Japan holiday tourism
here seen up 1%

By Russ Lynch
Star-Bulletin

Hawaii is likely to get 89,000 tourists from Japan during the Christmas-New Year's holiday period, an increase of only 1 percent from 88,000 in last year's holiday season, according to a new survey.

But Hawaii is doing well compared to other destinations at a time when overseas travel by the Japanese is slipping, said Japan's biggest travel agency, Japan Travel Bureau Inc., which surveyed travel agents and travelers.

JTB Hawaii ranks as the top foreign destination for the Japanese while the U.S. mainland ranks second and Hong Kong, last year's No.1 overseas destination for holiday travelers from Japan, is in third place this year, JTB said.

Japan Airlines said there is enough holiday business to allow it to make its usual holiday service increase.

"Right now we don't have a definite picture but we are putting on more planes," said Gilbert Kimura, JAL regional sales manager. He said JAL runs about 10 flights a day to Hawaii from Japan that may rise to as many as 18 on the peak days of the holidays.

But he said the advance bookings have to be viewed with caution since there are occasional duplications, with some people tentatively booking for more than one flight and picking the best one later. Japanese also book closer to the time of their travel than they used to and JAL won't really know until a week before the flights, he said.

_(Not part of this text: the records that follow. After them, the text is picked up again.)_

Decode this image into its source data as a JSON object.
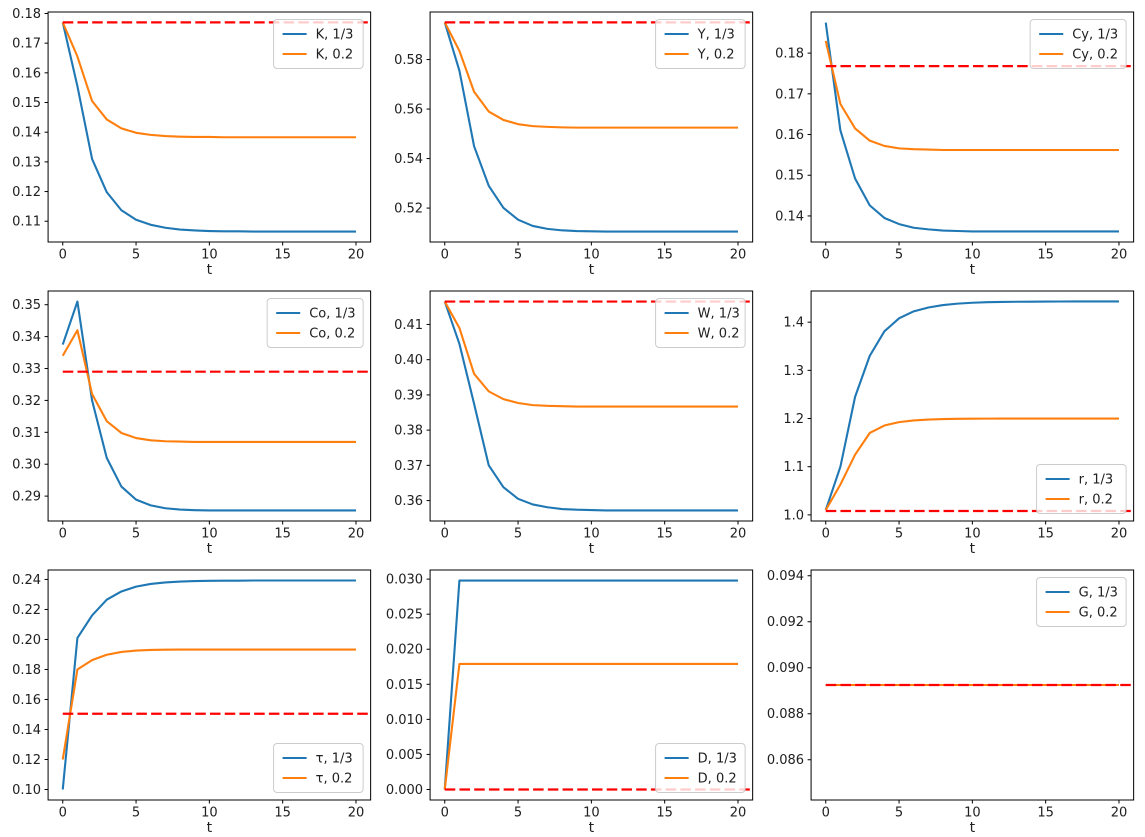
{
  "figure": {
    "background": "#ffffff"
  },
  "colors": {
    "blue": "#1f77b4",
    "orange": "#ff7f0e",
    "red": "#ff0000",
    "spine": "#000000",
    "text": "#202020",
    "legend_border": "#cccccc",
    "legend_bg": "rgba(255,255,255,0.8)"
  },
  "chart_data": {
    "type": "line",
    "grid": {
      "rows": 3,
      "cols": 3
    },
    "x": [
      0,
      1,
      2,
      3,
      4,
      5,
      6,
      7,
      8,
      9,
      10,
      11,
      12,
      13,
      14,
      15,
      16,
      17,
      18,
      19,
      20
    ],
    "xlim": [
      -1,
      21
    ],
    "xticks": [
      0,
      5,
      10,
      15,
      20
    ],
    "xtick_labels": [
      "0",
      "5",
      "10",
      "15",
      "20"
    ],
    "xlabel": "t",
    "steady_state_style": {
      "color": "red",
      "dash": "dashed"
    },
    "charts": [
      {
        "key": "K",
        "legend_loc": "upper-right",
        "ylim": [
          0.103,
          0.1805
        ],
        "ytick_values": [
          0.11,
          0.12,
          0.13,
          0.14,
          0.15,
          0.16,
          0.17,
          0.18
        ],
        "ytick_labels": [
          "0.11",
          "0.12",
          "0.13",
          "0.14",
          "0.15",
          "0.16",
          "0.17",
          "0.18"
        ],
        "steady_state": 0.177,
        "series": [
          {
            "name": "K, 1/3",
            "color": "blue",
            "values": [
              0.177,
              0.1555,
              0.131,
              0.1198,
              0.1137,
              0.1105,
              0.1088,
              0.1078,
              0.1072,
              0.1069,
              0.1067,
              0.1066,
              0.1066,
              0.1065,
              0.1065,
              0.1065,
              0.1065,
              0.1065,
              0.1065,
              0.1065,
              0.1065
            ]
          },
          {
            "name": "K, 0.2",
            "color": "orange",
            "values": [
              0.177,
              0.1655,
              0.1505,
              0.1443,
              0.1413,
              0.1398,
              0.1391,
              0.1387,
              0.1385,
              0.1384,
              0.1384,
              0.1383,
              0.1383,
              0.1383,
              0.1383,
              0.1383,
              0.1383,
              0.1383,
              0.1383,
              0.1383,
              0.1383
            ]
          }
        ]
      },
      {
        "key": "Y",
        "legend_loc": "upper-right",
        "ylim": [
          0.5063,
          0.5992
        ],
        "ytick_values": [
          0.52,
          0.54,
          0.56,
          0.58
        ],
        "ytick_labels": [
          "0.52",
          "0.54",
          "0.56",
          "0.58"
        ],
        "steady_state": 0.595,
        "series": [
          {
            "name": "Y, 1/3",
            "color": "blue",
            "values": [
              0.595,
              0.5755,
              0.545,
              0.529,
              0.5201,
              0.5153,
              0.5128,
              0.5116,
              0.511,
              0.5107,
              0.5106,
              0.5105,
              0.5105,
              0.5105,
              0.5105,
              0.5105,
              0.5105,
              0.5105,
              0.5105,
              0.5105,
              0.5105
            ]
          },
          {
            "name": "Y, 0.2",
            "color": "orange",
            "values": [
              0.595,
              0.5835,
              0.567,
              0.559,
              0.5556,
              0.5539,
              0.5531,
              0.5528,
              0.5526,
              0.5525,
              0.5525,
              0.5525,
              0.5525,
              0.5525,
              0.5525,
              0.5525,
              0.5525,
              0.5525,
              0.5525,
              0.5525,
              0.5525
            ]
          }
        ]
      },
      {
        "key": "Cy",
        "legend_loc": "upper-right",
        "ylim": [
          0.1336,
          0.1901
        ],
        "ytick_values": [
          0.14,
          0.15,
          0.16,
          0.17,
          0.18
        ],
        "ytick_labels": [
          "0.14",
          "0.15",
          "0.16",
          "0.17",
          "0.18"
        ],
        "steady_state": 0.1768,
        "series": [
          {
            "name": "Cy, 1/3",
            "color": "blue",
            "values": [
              0.1875,
              0.161,
              0.1492,
              0.1426,
              0.1395,
              0.138,
              0.1371,
              0.1367,
              0.1364,
              0.1363,
              0.1362,
              0.1362,
              0.1362,
              0.1362,
              0.1362,
              0.1362,
              0.1362,
              0.1362,
              0.1362,
              0.1362,
              0.1362
            ]
          },
          {
            "name": "Cy, 0.2",
            "color": "orange",
            "values": [
              0.183,
              0.1675,
              0.1615,
              0.1585,
              0.1572,
              0.1566,
              0.1564,
              0.1563,
              0.1562,
              0.1562,
              0.1562,
              0.1562,
              0.1562,
              0.1562,
              0.1562,
              0.1562,
              0.1562,
              0.1562,
              0.1562,
              0.1562,
              0.1562
            ]
          }
        ]
      },
      {
        "key": "Co",
        "legend_loc": "upper-right",
        "ylim": [
          0.2822,
          0.3543
        ],
        "ytick_values": [
          0.29,
          0.3,
          0.31,
          0.32,
          0.33,
          0.34,
          0.35
        ],
        "ytick_labels": [
          "0.29",
          "0.30",
          "0.31",
          "0.32",
          "0.33",
          "0.34",
          "0.35"
        ],
        "steady_state": 0.329,
        "series": [
          {
            "name": "Co, 1/3",
            "color": "blue",
            "values": [
              0.3375,
              0.351,
              0.32,
              0.302,
              0.293,
              0.2889,
              0.2871,
              0.2862,
              0.2858,
              0.2856,
              0.2855,
              0.2855,
              0.2855,
              0.2855,
              0.2855,
              0.2855,
              0.2855,
              0.2855,
              0.2855,
              0.2855,
              0.2855
            ]
          },
          {
            "name": "Co, 0.2",
            "color": "orange",
            "values": [
              0.334,
              0.342,
              0.322,
              0.3135,
              0.3098,
              0.3082,
              0.3075,
              0.3072,
              0.3071,
              0.307,
              0.307,
              0.307,
              0.307,
              0.307,
              0.307,
              0.307,
              0.307,
              0.307,
              0.307,
              0.307,
              0.307
            ]
          }
        ]
      },
      {
        "key": "W",
        "legend_loc": "upper-right",
        "ylim": [
          0.3542,
          0.4195
        ],
        "ytick_values": [
          0.36,
          0.37,
          0.38,
          0.39,
          0.4,
          0.41
        ],
        "ytick_labels": [
          "0.36",
          "0.37",
          "0.38",
          "0.39",
          "0.40",
          "0.41"
        ],
        "steady_state": 0.4165,
        "series": [
          {
            "name": "W, 1/3",
            "color": "blue",
            "values": [
              0.4165,
              0.4045,
              0.3875,
              0.37,
              0.3638,
              0.3605,
              0.3589,
              0.3581,
              0.3576,
              0.3574,
              0.3573,
              0.3572,
              0.3572,
              0.3572,
              0.3572,
              0.3572,
              0.3572,
              0.3572,
              0.3572,
              0.3572,
              0.3572
            ]
          },
          {
            "name": "W, 0.2",
            "color": "orange",
            "values": [
              0.4165,
              0.409,
              0.396,
              0.391,
              0.3888,
              0.3877,
              0.3871,
              0.3869,
              0.3868,
              0.3867,
              0.3867,
              0.3867,
              0.3867,
              0.3867,
              0.3867,
              0.3867,
              0.3867,
              0.3867,
              0.3867,
              0.3867,
              0.3867
            ]
          }
        ]
      },
      {
        "key": "r",
        "legend_loc": "lower-right",
        "ylim": [
          0.9873,
          1.4647
        ],
        "ytick_values": [
          1.0,
          1.1,
          1.2,
          1.3,
          1.4
        ],
        "ytick_labels": [
          "1.0",
          "1.1",
          "1.2",
          "1.3",
          "1.4"
        ],
        "steady_state": 1.008,
        "series": [
          {
            "name": "r, 1/3",
            "color": "blue",
            "values": [
              1.01,
              1.1,
              1.245,
              1.33,
              1.381,
              1.408,
              1.4225,
              1.4305,
              1.4355,
              1.4385,
              1.4403,
              1.4414,
              1.442,
              1.4424,
              1.4426,
              1.4428,
              1.4429,
              1.443,
              1.443,
              1.443,
              1.443
            ]
          },
          {
            "name": "r, 0.2",
            "color": "orange",
            "values": [
              1.01,
              1.063,
              1.125,
              1.17,
              1.1855,
              1.1925,
              1.196,
              1.1978,
              1.1988,
              1.1993,
              1.1996,
              1.1998,
              1.1999,
              1.2,
              1.2,
              1.2,
              1.2,
              1.2,
              1.2,
              1.2,
              1.2
            ]
          }
        ]
      },
      {
        "key": "tau",
        "legend_loc": "lower-right",
        "ylim": [
          0.093,
          0.2463
        ],
        "ytick_values": [
          0.1,
          0.12,
          0.14,
          0.16,
          0.18,
          0.2,
          0.22,
          0.24
        ],
        "ytick_labels": [
          "0.10",
          "0.12",
          "0.14",
          "0.16",
          "0.18",
          "0.20",
          "0.22",
          "0.24"
        ],
        "steady_state": 0.1505,
        "series": [
          {
            "name": "τ, 1/3",
            "color": "blue",
            "values": [
              0.1,
              0.201,
              0.216,
              0.2265,
              0.232,
              0.2352,
              0.237,
              0.238,
              0.2386,
              0.2389,
              0.2391,
              0.2392,
              0.2392,
              0.2393,
              0.2393,
              0.2393,
              0.2393,
              0.2393,
              0.2393,
              0.2393,
              0.2393
            ]
          },
          {
            "name": "τ, 0.2",
            "color": "orange",
            "values": [
              0.12,
              0.18,
              0.1862,
              0.1898,
              0.1917,
              0.1926,
              0.193,
              0.1932,
              0.1933,
              0.1933,
              0.1933,
              0.1933,
              0.1933,
              0.1933,
              0.1933,
              0.1933,
              0.1933,
              0.1933,
              0.1933,
              0.1933,
              0.1933
            ]
          }
        ]
      },
      {
        "key": "D",
        "legend_loc": "lower-right",
        "ylim": [
          -0.0015,
          0.0313
        ],
        "ytick_values": [
          0.0,
          0.005,
          0.01,
          0.015,
          0.02,
          0.025,
          0.03
        ],
        "ytick_labels": [
          "0.000",
          "0.005",
          "0.010",
          "0.015",
          "0.020",
          "0.025",
          "0.030"
        ],
        "steady_state": 0.0,
        "series": [
          {
            "name": "D, 1/3",
            "color": "blue",
            "values": [
              0.0,
              0.0298,
              0.0298,
              0.0298,
              0.0298,
              0.0298,
              0.0298,
              0.0298,
              0.0298,
              0.0298,
              0.0298,
              0.0298,
              0.0298,
              0.0298,
              0.0298,
              0.0298,
              0.0298,
              0.0298,
              0.0298,
              0.0298,
              0.0298
            ]
          },
          {
            "name": "D, 0.2",
            "color": "orange",
            "values": [
              0.0,
              0.0179,
              0.0179,
              0.0179,
              0.0179,
              0.0179,
              0.0179,
              0.0179,
              0.0179,
              0.0179,
              0.0179,
              0.0179,
              0.0179,
              0.0179,
              0.0179,
              0.0179,
              0.0179,
              0.0179,
              0.0179,
              0.0179,
              0.0179
            ]
          }
        ]
      },
      {
        "key": "G",
        "legend_loc": "upper-right",
        "ylim": [
          0.08425,
          0.09425
        ],
        "ytick_values": [
          0.086,
          0.088,
          0.09,
          0.092,
          0.094
        ],
        "ytick_labels": [
          "0.086",
          "0.088",
          "0.090",
          "0.092",
          "0.094"
        ],
        "steady_state": 0.08925,
        "series": [
          {
            "name": "G, 1/3",
            "color": "blue",
            "values": [
              0.08925,
              0.08925,
              0.08925,
              0.08925,
              0.08925,
              0.08925,
              0.08925,
              0.08925,
              0.08925,
              0.08925,
              0.08925,
              0.08925,
              0.08925,
              0.08925,
              0.08925,
              0.08925,
              0.08925,
              0.08925,
              0.08925,
              0.08925,
              0.08925
            ]
          },
          {
            "name": "G, 0.2",
            "color": "orange",
            "values": [
              0.08925,
              0.08925,
              0.08925,
              0.08925,
              0.08925,
              0.08925,
              0.08925,
              0.08925,
              0.08925,
              0.08925,
              0.08925,
              0.08925,
              0.08925,
              0.08925,
              0.08925,
              0.08925,
              0.08925,
              0.08925,
              0.08925,
              0.08925,
              0.08925
            ]
          }
        ]
      }
    ]
  }
}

JTB had 200 of its retail travel agency offices in Japan report on holiday bookings and surveyed arrangements made by 2,000 travelers. The bookings surveyed covered the period starting with Dec. 23, the Emperor's Birthday national holiday, and running through Jan. 2, a Friday.

Travel within Japan will increase, JTB said, but overseas travel will be down for the first time in 17 years.

"This is put down to a number of factors, including the less favorable sequence of holidays this year, the effect of Japan's persistent recession in curbing demand for travel and of lower exchange rates for the yen, blunting the appetite for shopping," JTB said.

Hawaii has experienced a slowdown in growth in recent years but "is still far from losing its attraction as the place to spend an enjoyable and relaxing time with the family at the year end and New Year," JTB said.

The Sheraton hotels along Waikiki Beach, which get much of their business from the Japanese, expect their rooms to be filled but they are not experiencing the hectic pace of last year, said Keith Vieira, ITT Sheraton vice president and director of marketing for Hawaii.

"For year-end, we expect to be sold out, but there is nowhere near the pressure that we usually have from the wholesalers for more space," Vieira said.

The Aloha Bowl, played on Christmas Day, will boost the hotels' U.S. business as boosters for the University of Washington and Michigan State University teams duck away from the mainland winter, he said.